Serangan Bersenjata di Universitas California

| dilihat 2063

LOS ANGELES, AKARPADINEWS.COM | AARON Feigelman bersama lima rekannya hanya bisa pasrah saat situasi mencekam menyelimuti kampusnya, Universitas California (UCLA), Los Angeles, Amerika Serikat (AS), Rabu (1/6). Mereka berlindung di kamar mandi yang tidak terkunci agar tidak menjadi sasaran pelaku penembakan.

"Kami ikat pintu kamar mandi dengan sabuk, agar pintu tertutup karena tidak ada kunci. Dan, kita hanya menunggu. Ini benar-benar menakutkan," kata Feigelman. Di ruang pengap dan sempit itu, mereka membisu selama 90 menit.

Sebelumnya, Feigelman bersama sejumlah mahasiswa lainnya mendapatkan pesan peringatan mengenai kondisi dararut. Para mahasiswa dihimbau berlindung.  "Kami berlari keluar, dan berlari ke lantai tujuh," kata Feigelman. Pihak kampus pun terpaksa mengunci kampus selama dua jam.

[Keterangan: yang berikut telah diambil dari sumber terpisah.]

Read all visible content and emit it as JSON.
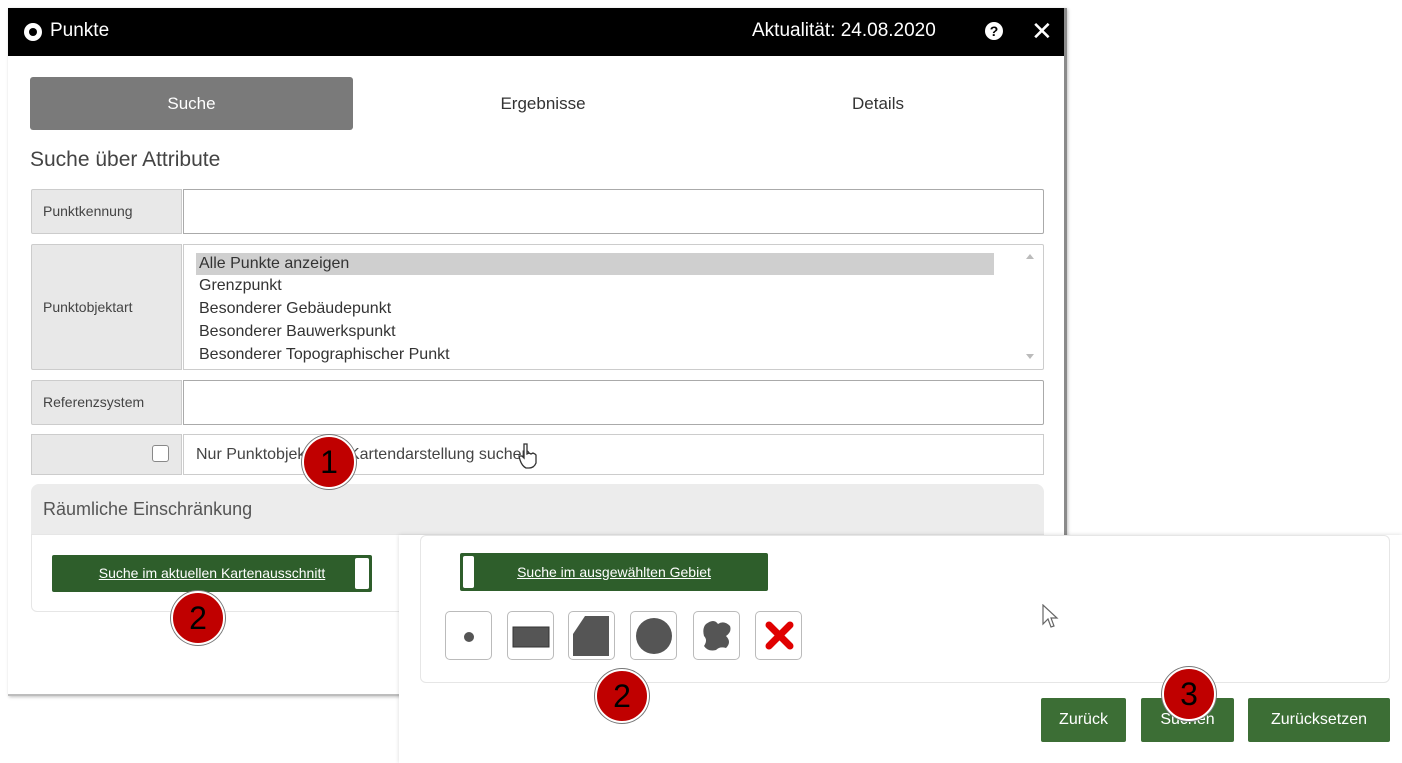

Saat situasi darurat, sekitar 200 polisi dengan mengenakan rompi antipeluru dikerahkan menjinakan pelaku. Sebuah mobil lapis baja juga diparkir di sebuah persimpangan kampus. Helikopter pun dikerahkan. Puluhan ambulance juga disiapkan di tiga blok menuju kampus.

Seorang polisi mengatakan, Wiliam Klug, 39 tahun, tewas ditembak pria bersenjata. Setelah itu, pelaku menembak dirinya sendiri. Pelaku penembakan yang identitasnya belum diumumkan polisi itu berusia muda, selevel mahasiswa. Polisi tidak menjelaskan detail kejadian dan latar belakang pelaku bertindak brutal.

Klug, seorang profesor teknik mesin yang ahli di bidang kedirgantaraan, ditembak di sebuah gedung fakultas teknik. Klug meninggalkan isteri dan dua anak. Rekan-rekannya menggambarkan Klug sebagai sosok yang baik dan brilian.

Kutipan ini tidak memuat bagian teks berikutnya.